Scab disease of cowpea (Vigna unguiculata) caused by Sphaceloma a species of the fungus
Article first published online: 26 FEB 2008
Annals of Applied Biology
Volume 96, Issue 1, pages 11–16, September 1980
How to Cite
EMECHEBE, A. M. (1980), Scab disease of cowpea (Vigna unguiculata) caused by Sphaceloma a species of the fungus. Annals of Applied Biology, 96: 11–16. doi: 10.1111/j.1744-7348.1980.tb04763.x
- Issue published online: 26 FEB 2008
- Article first published online: 26 FEB 2008
- Accepted 31 March 1980; Received 23 November 1979
Scab disease of cowpea (Vigna unguiculuta) was shown to be caused by Sphaceloma sp. It affects all above ground parts of the plant. The first symptom of the disease, appearing within 3 to 6 days of inoculation, is puckering of the lamina. Spots on mature leaves are white with or without brown margins. Typical scab lesions on petiole, stem, peduncle and pod are white turning dark brown when chlamydospores are formed and are oblong-elongate except for pod lesions that are ovoid. The most destructive phase is scab of the flowering axis which causes flower and, or, pod abortion or completely prevents flower formation.

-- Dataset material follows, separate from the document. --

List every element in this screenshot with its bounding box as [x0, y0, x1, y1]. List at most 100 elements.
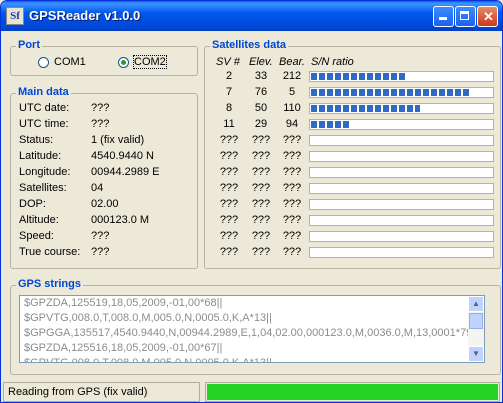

Inoculation of asparagus pea (V. sesquipedalis) with a cowpea isolate of Sphaceloma sp. produced symptoms similar to those on cowpea. Inoculated hyacinth bean (Lablab niger) produced atypical mild lesions. The following legumes were not affected when artificially inoculated with the fungus: black gram (Phaseolus mungo), green gram (P, aureus), French bean (P. vulgaris), Lima bean (P. lunatus), groundnut (Arachis hypogaea), and soyabean (Glycine max). The characteristics of the fungus on potato dextrose agar are described.